- Official release poster
- Directed by: Sam Casserly Airell Anthony Hayles
- Written by: Airell Anthony Hayles
- Produced by: Miles Anthony Airell Anthony Hayles Dovile Kirvelaityte Jezz Vernon
- Starring: Emily Booth Brad Moore Nicholas Vince Jon-Paul Gates Emma Burdon-Sutton Chrissy Randall Tom Wheatley Nicole Miners Rob Craine
- Edited by: Sam Casserly James John Perkins
- Music by: Sascha Blank
- Production company: The Haunted Cinema
- Release date: August 29, 2020 (FrightFest);
- Running time: 83 minutes
- Country: United Kingdom
- Language: English

= They're Outside =

They're Outside is a 2020 horror film that was directed by Sam Casserly and Airell Anthony Hayles, the latter of whom also wrote the film's script.

The film had a digital premiere at the August 2020 edition of FrightFest.

==Plot==
The film is presented as a documentary focused on an unaired episode of the YouTube show Psychology-Inside/Out, where celebrity psychologist Max Spencer diagnoses and treats patients with various mental illnesses. After filming the episode he and his girlfriend Nicole, who also served as his cameraperson, disappeared off the face of the earth.

For the episode Max had planned to focus on Sarah, a woman living near Hastings and suffering from severe agoraphobia after the death of her daughter from a car accident. Max boasts that he can not only help Sarah, he can also have her leave her home in only ten days time. Once there Max and Nicole learn that Sarah believes in the local legend of Green Eyes, a practitioner of magic who would spirit people away to his home, after which they would never be seen or heard from again. Max is dismissive of the claims, even as strange things happen around him. He eventually learns that Sarah lied about her daughter's death, as she claims that her daughter went missing in the forest and was taken by Green Eyes.

Ultimately Sarah does leave the house with Max after being tricked by Green Eyes by a vision of her daughter. The two walk through an endless woods until they arrive at Green Eyes's hut. Terrified, Sarah refuses to enter while Max readily does. The inside resembles a basement, where he sees a covered body and a bowl of fruit on a table. Max begins to hear voices telling him to kill Sarah, which he does after leaving the hut. Max then rambles about how Sarah was a hopeless case but that he will continue to try to help others. He then turns to see glowing green eyes and barricades himself in the basement/hut. Max then looks at the camera and gives the signout for his YouTube show.

==Cast==
- Emily Booth as Penny
- Brad Moore as Chris
- Nicholas Vince as Richard
- Jon-Paul Gates as Sarah's Husband
- Emma Burdon-Sutton as Sandra
- Chrissy Randall as Sarah
- Tom Wheatley as Max
- Nicole Miners as Nicole
- Rob Craine as Green Eyes

==Production==
Co-director and screenwriter Airell Anthony Hayles drew inspiration for the film's premise from several places. When he was a child he learned that his uncle had agoraphobia, which fascinated him. Hayles also wanted to write a supernatural film akin to Ghostwatch and The Sixth Sense, but had difficulty finding an idea that he liked. Other film inspirations included Picnic at Hanging Rock and the 1973 movie The Wicker Man. He came up with the idea of They're Outside after asking himself "What if a person's agoraphobia was linked to supernatural events, rather than being a purely psychological condition?" Hayles was unsatisfied with his first version of the screenplay, as he felt that it was not working and that it "did not feel right in its mood and energy for quite some time". He later re-wrote the film as found footage, stating "it found its heartbeat, and in my opinion the same story was suddenly filled with far more immediacy and energy."
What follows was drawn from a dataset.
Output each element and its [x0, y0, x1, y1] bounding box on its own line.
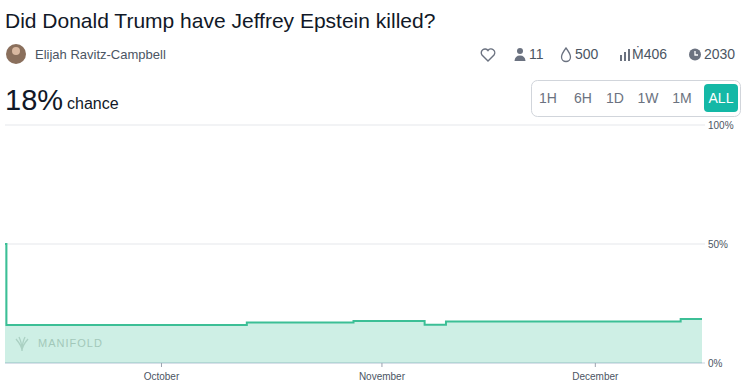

Actress Emily Booth was brought on to portray the character of Penny, a role that Hayles wrote with her in mind as "Emily and I are both from Hastings where the film is set, so I knew she'd understand the vibe of the pagan community there and bring heart and a sense of fun to the role." Hayles and co-director Sam Casserly had a limited budget for the production and as a result utilized some guerrilla film making and kept the movie at a single location, Hastings, East Sussex.

==Release==
They're Outside premiered on 29 August 2020 at FrightFest. The event was held digitally as a result of the COVID-19 pandemic.

==Reception==
Common elements of praise for They're Outside focused on the acting and the film's atmosphere. Kim Newman praised the acting of Emily Booth, stating that she was "a hoot as a primary school teacher who used to be the coked-up presenter of a hot air balloon dating show called Love is in the Air". Starburst listed Chrissy Randall's character as a highlight, as they felt she "realistically conveys the struggles of an agoraphobia sufferer". Flickering Myth and Nerdly were more critical, with Flickering Myth writing that "it sometimes feels a tad sluggish and over-encumbered with melodramatic subplots, yet this is still a solid calling card for its filmmaking duo."